El guerrero fue apresado y sometido a las más terribles torturas hasta el punto de serle extraído el corazón y exponer su cuerpo empalado para el escarnio público. Esto sólo lo sabían los subditos máa allegados al infamado cacique.

Esa noche era noche de gran celebración para agasajar a la soberana, en donde se haría gala de poder, derroche de esplendor y riqueza. Entre la música y la alegría ofrecieron a la homenajeada con gran pompa un exotico manjar, en medio de las más exquisitas pitanzas: el corazón de un animal salvaje...La cacica observó con recelo el platillo, pero sus sospechas fueron confirmadas a la vista de otro sinigual aún más macabro, que contenía cercenado un pene humano que adivinó de su amante. La algarabía de la multitud inundaba el ambiente, la música irrumpía en sus oídos como látigos de fuego, mientras los achispados aborígenes reían idiotas por causa de la chicha.

El festivo alboroto fue resquebrajado de súbito y convertido en un silencio de horror por el grito apocalíptico de la cacica.
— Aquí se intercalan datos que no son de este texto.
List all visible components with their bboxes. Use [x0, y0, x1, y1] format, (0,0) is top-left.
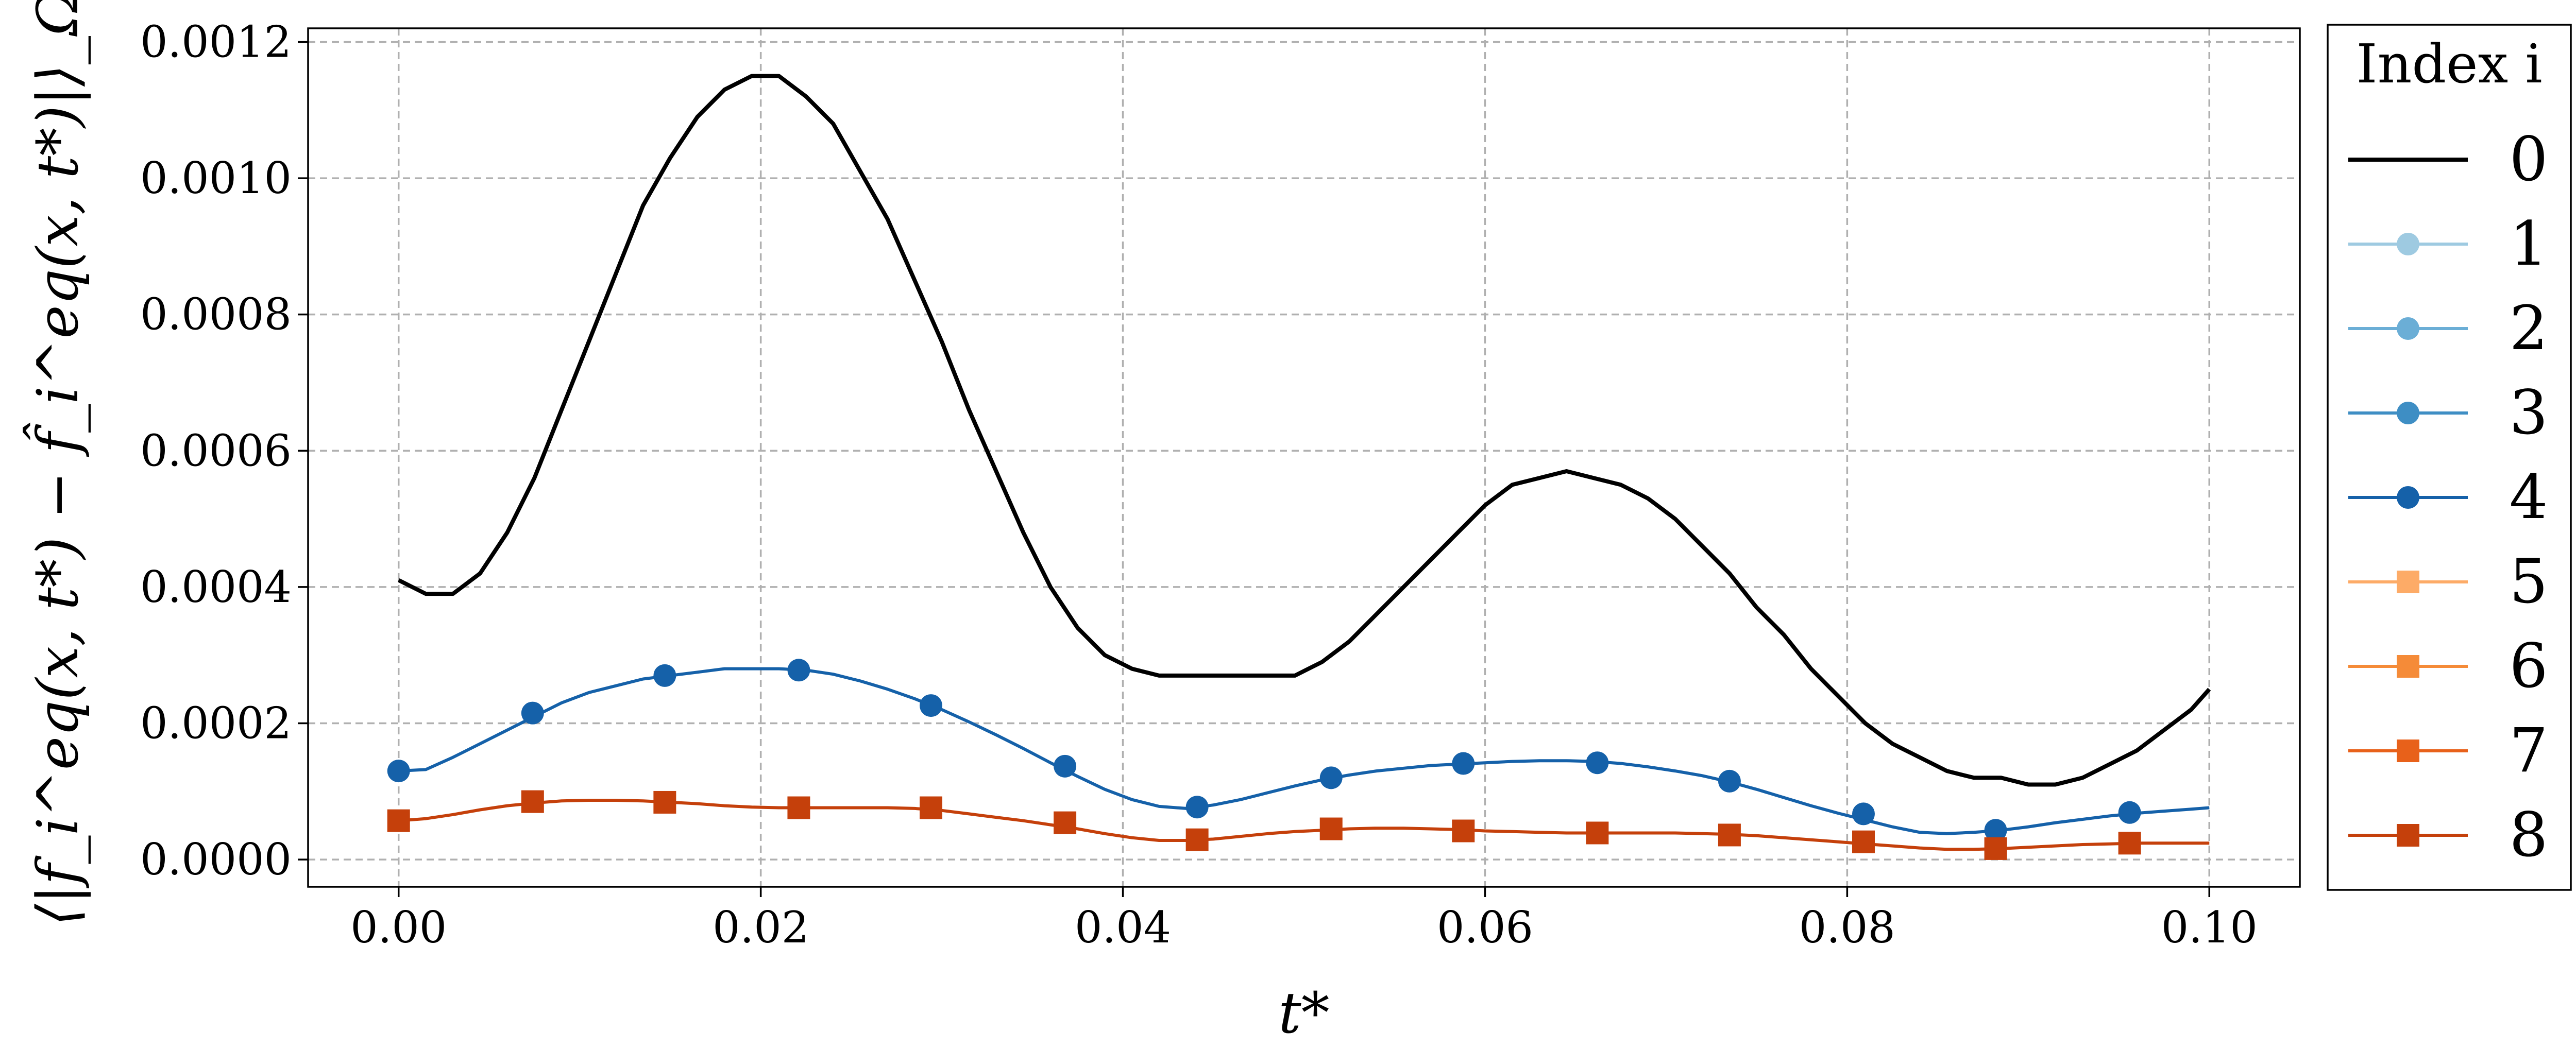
legend-swatch-marker	[2397, 740, 2419, 762]
series-4-marker	[1586, 751, 1609, 775]
series-4-marker	[1185, 796, 1209, 819]
legend-swatch-marker	[2397, 233, 2419, 255]
x-tick-label: 0.00	[350, 902, 447, 953]
legend-item-7: 7	[2348, 715, 2548, 786]
series-8-line	[398, 799, 2210, 851]
x-tick-label: 0.02	[713, 902, 809, 953]
legend-item-1: 1	[2348, 208, 2548, 279]
series-0-line	[397, 74, 2211, 787]
series-4-marker	[1852, 802, 1875, 826]
series-8-marker	[2118, 832, 2141, 855]
series-8-marker	[1586, 821, 1609, 845]
legend: Index i 0 1 2 3 4 5 6 7 8	[2327, 24, 2572, 891]
x-tick-label: 0.10	[2161, 902, 2258, 953]
series-8	[387, 790, 2210, 860]
series-8-marker	[1185, 828, 1209, 851]
legend-label: 2	[2509, 293, 2548, 364]
legend-label: 8	[2509, 799, 2548, 870]
x-tick-label: 0.04	[1075, 902, 1171, 953]
series-4-marker	[521, 701, 544, 725]
legend-item-3: 3	[2348, 377, 2548, 448]
series-4-marker	[653, 664, 676, 687]
legend-label: 6	[2509, 630, 2548, 701]
series-4	[387, 659, 2210, 842]
series-4-marker	[1984, 819, 2007, 842]
legend-swatch-marker	[2397, 571, 2419, 593]
legend-item-8: 8	[2348, 799, 2548, 870]
legend-title: Index i	[2356, 32, 2542, 95]
y-tick-label: 0.0010	[140, 153, 292, 203]
legend-swatch-marker	[2397, 824, 2419, 847]
legend-label: 7	[2509, 715, 2548, 786]
series-0	[397, 74, 2211, 787]
legend-label: 0	[2509, 124, 2548, 195]
legend-item-0: 0	[2348, 124, 2548, 195]
y-tick-label: 0.0000	[140, 834, 292, 885]
series-layer	[387, 74, 2211, 860]
series-4-marker	[2118, 801, 2141, 824]
series-4-marker	[920, 694, 943, 717]
series-4-marker	[1054, 754, 1077, 778]
series-4-line	[398, 667, 2210, 835]
series-8-marker	[387, 809, 410, 832]
y-tick-label: 0.0008	[140, 289, 292, 340]
legend-item-5: 5	[2348, 546, 2548, 617]
series-4-marker	[1718, 769, 1741, 793]
legend-swatch-marker	[2397, 317, 2419, 340]
legend-swatch-marker	[2397, 402, 2419, 424]
y-axis-label: ⟨|f_i^eq(x, t*) − f̂_i^eq(x, t*)|⟩_Ω	[22, 0, 91, 926]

Con el alma herida por la pena, el corazón hecho pedazos y el rostro pálido de muerte, salió enloquecida hacia el bohío real, tomó a su princesa niña entre sus brazos y corrió para internarse en la espesura de la noche perdiéndose entre las tinieblas, y sin pensarlo un instante se lanzó al seno de la sagrada laguna de Guatavita.

Los chuques o sacerdotes chibchas se apresuraron a transmitirle la tragedia al embriagado monarca, quien enloquecido de pena corrió hasta la laguna comprendiendo por fin cuanto amaba en realidad a aquella buena y sumisa mujer que tan feliz lo hiciera y que nunca valoró en toda su nobleza. Dolorido, ordenó a los chuques recuperar el cuerpo de su esposa. Ellos a través de esotéricos y agoreros artilugios le comunicaron que su cacica se hallaba feliz en una mansión subacuática arrullada por una amorosa serpiente que la había desposado. Angustiado el soberano, pidió siquiera recuperar a su hija. Los chuques le trajeron a la caciquilla princesa y al verla pudo comprobar que no tenía ojos, así que el padre defraudado y herido en su amor propio decidió devolvérsela a la madre.
El apesadumbrado cacique perdonó a su esposa prometiéndole ofrendas para que en su vida en el más allá tuviera la felicidad que nunca pudo disfrutar a su lado.

Los chuques, como intermediarios entre el pueblo y la divinidad de las aguas en que se había convertido la antigua cacica, vivían a la orilla de la laguna en espera de su próxima aparición en las noches de plenilunio.

El fastuoso ceremonial, fiesta tradicional del cacicazgo chibcha, pronto llegó a oídos del codicioso aventurero español Sebastián de Belarcázar, convertido en la leyenda de "El Dorado", historia que acentuó la ambición de los invasores de lanzarse a las tierras americanas en busca de míticas ciudades doradas y ríos inagotables de oro y que terminó por acabar con la cultura vernácula, sin el menor reparo de los reyes de ultramar, verdaderos artífices de tan macabra extinción.